Siempre había imágenes oscuras en su mente.

De vez en cuando, cuando soñaba, oía llantos y gritos, lo que afectaba mucho a su sueño.

Sin que Biber lo dijera, al principio pensó en ir al médico.

Los dos se pusieron de acuerdo.

Steven esperó a que los dos se detuvieran antes de decir unas palabras —Boris, estás muy pálido, ¿por qué no vuelves y descansas primero?

Boris negó con la cabeza —La subasta está a punto de empezar.

Al ver su aspecto, Steven preguntó con curiosidad —Boris, ¿quieres algún objeto de la subasta?

—Sí.

—Boris reclinó la cabeza en el sofá y contestó con voz grave.

Cuando los tres terminaron de hablar, en menos de diez minutos, se anunció el comienzo de la subasta.
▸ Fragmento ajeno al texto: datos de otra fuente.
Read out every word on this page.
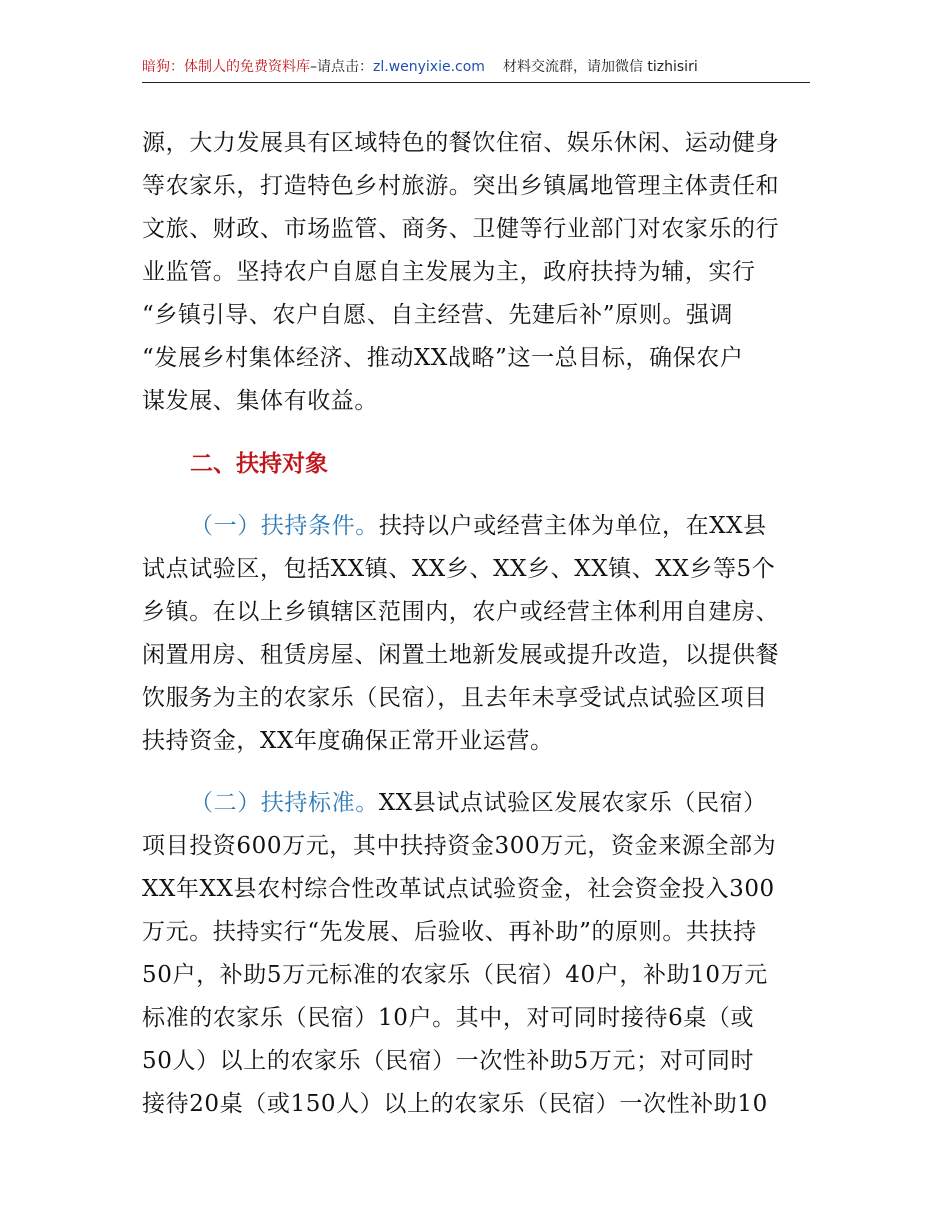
暗狗：体制人的免费资料库–请点击：zl.wenyixie.com 材料交流群，请加微信 tizhisiri
源，大力发展具有区域特色的餐饮住宿、娱乐休闲、运动健身
等农家乐，打造特色乡村旅游。突出乡镇属地管理主体责任和
文旅、财政、市场监管、商务、卫健等行业部门对农家乐的行
业监管。坚持农户自愿自主发展为主，政府扶持为辅，实行
“乡镇引导、农户自愿、自主经营、先建后补”原则。强调
“发展乡村集体经济、推动XX战略”这一总目标，确保农户
谋发展、集体有收益。
二、扶持对象
（一）扶持条件。扶持以户或经营主体为单位，在XX县
试点试验区，包括XX镇、XX乡、XX乡、XX镇、XX乡等5个
乡镇。在以上乡镇辖区范围内，农户或经营主体利用自建房、
闲置用房、租赁房屋、闲置土地新发展或提升改造，以提供餐
饮服务为主的农家乐（民宿），且去年未享受试点试验区项目
扶持资金，XX年度确保正常开业运营。
（二）扶持标准。XX县试点试验区发展农家乐（民宿）
项目投资600万元，其中扶持资金300万元，资金来源全部为
XX年XX县农村综合性改革试点试验资金，社会资金投入300
万元。扶持实行“先发展、后验收、再补助”的原则。共扶持
50户，补助5万元标准的农家乐（民宿）40户，补助10万元
标准的农家乐（民宿）10户。其中，对可同时接待6桌（或
50人）以上的农家乐（民宿）一次性补助5万元；对可同时
接待20桌（或150人）以上的农家乐（民宿）一次性补助10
Era, sin duda, la subasta más grande y digna de este viaje.

El primer objeto expuesto eran tesoros raros.

Al principio, Steven sólo vino para participar en la diversión y no tenía intención de pujar, pero más tarde se emocionó y pujó varias veces.

Por el contrario, los otros dos, del primero al noveno lote, se mostraron todos indiferentes, como viejos monjes en meditación.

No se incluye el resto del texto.